This is a Journal entry by Jim Lynn

Amazon Webservices

Post 1

Jim Lynn

I took a look at Amazon's webservices the other day, and really liked it.

http://www.amazon.com/webservices

All it is is Amazon exposing their facilities as XML, so you can write code to put the results of amazon searches and other features on your own website.

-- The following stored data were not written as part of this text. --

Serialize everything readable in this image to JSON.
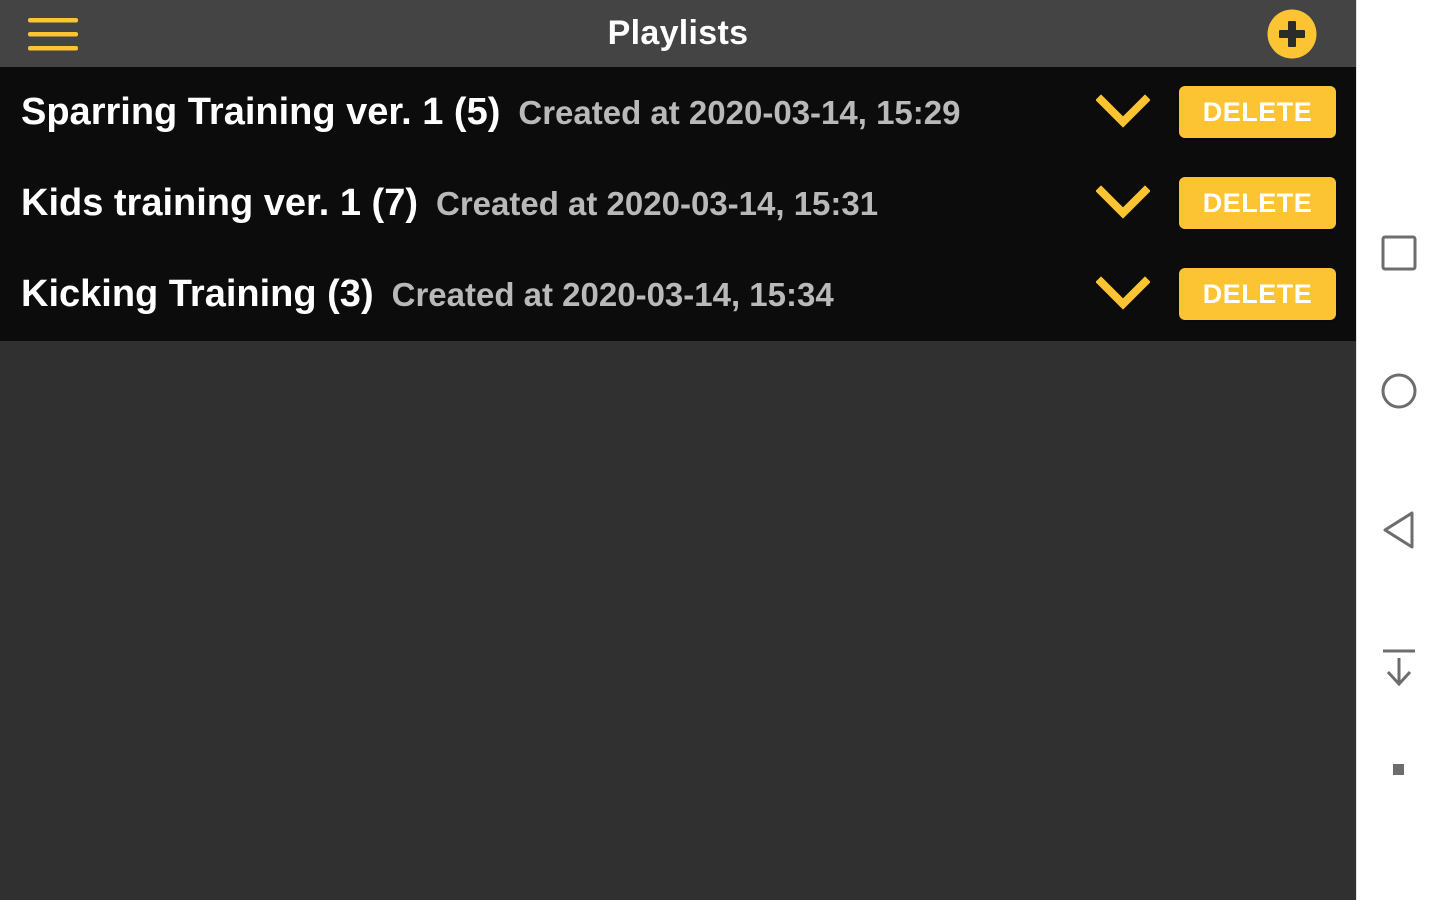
{
  "header": {
    "title": "Playlists",
    "menu_icon": "hamburger-menu-icon",
    "add_icon": "add-circle-icon"
  },
  "playlists": [
    {
      "name": "Sparring Training ver. 1 (5)",
      "created": "Created at 2020-03-14, 15:29",
      "delete_label": "DELETE"
    },
    {
      "name": "Kids training ver. 1 (7)",
      "created": "Created at 2020-03-14, 15:31",
      "delete_label": "DELETE"
    },
    {
      "name": "Kicking Training (3)",
      "created": "Created at 2020-03-14, 15:34",
      "delete_label": "DELETE"
    }
  ],
  "navbar": {
    "icons": [
      "recents-square-icon",
      "home-circle-icon",
      "back-triangle-icon",
      "pull-down-arrow-icon",
      "small-square-icon"
    ]
  },
  "colors": {
    "accent": "#fcc432",
    "header_bg": "#444444",
    "list_bg": "#0c0c0c",
    "body_bg": "#303030",
    "secondary_text": "#b9b9b9"
  }
}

The really nice thing about it is that it works in *exactly* the same way as DNA. They fetch data from their database, turn it into XML, then pass that through an XSLT transformer to present to the user. With the webservices, though, you can get the raw XML directly or tell it to use your own stylesheet. All things which the DNA engine can do. I was almost going to try using a slightly modified h2g2 stylesheet with Amazon's service, but then I noticed they put a 20K limit on the size of the stylesheet they allow - sensible because they are caching these on their own servers, and they don't want to hold huge files (the base DNA stylesheet is almost 1M in size).

Now, I realise that this is really the only way to do this kind of stuff, but I do feel a certain amount of pride that a large (and smart) company like Amazon has arrived at the same point (albeit two years later).

If I thought we had a snowball's chance in hell of getting it past editorial policy, it would be great to have an tag which could be expanded into a listing of the book's details. That would be great for 'What book are you reading' wouldn't it?


Amazon Webservices

Post 2

SEF

I found the book listings were different on Amazon's American site than their English one. Have they had the sense to make the XML code the same on both?


Amazon Webservices

Post 3

Frankie Roberto

Looks interesting.

The XML/XSLT route does seem to be getting a lot more popular - but not many webproviders seem to offer it as part of a package (server-side xslt that is).


Amazon Webservices

Post 4

Jim Lynn

Probably because XSLT solutions for Unix aren't particularly high-performance. For a very long time (and possibly still - I haven't looked recently) Microsoft's MSXML component was the best performing XSLT engine by a very long way, and obviously it only works on Windows. Which is another reason why we're still running on Windows servers when the rest of the BBC runs on Solaris.


Amazon Webservices

Post 5

Tango

Does this mean there's precedent for releasing this kind of raw XML? Might this help persuade TPTB to do the same with h2g2? smiley - grovel

Tango smiley - winkeye


Amazon Webservices

Post 6

Jim Lynn

It's only a matter of time. We're busy with other things at the moment, but once we get some time to check that we're not putting anything into the XML that needs to be private (which doesn't matter at the moment because that kind of thing is hidden by the XSLT) and we should be able to just open up the XML directly.


Amazon Webservices

Post 7

Tango

You know, if it weren't for "time", h2g2 would be absolutely perfect by now... smiley - winkeye

Good luck! smiley - smiley

Tango


Amazon Webservices

Post 8

DoctorMO (Keeper of the Computer, Guru, Community Artist)

Yes, the time stream realy gets on my nerves too.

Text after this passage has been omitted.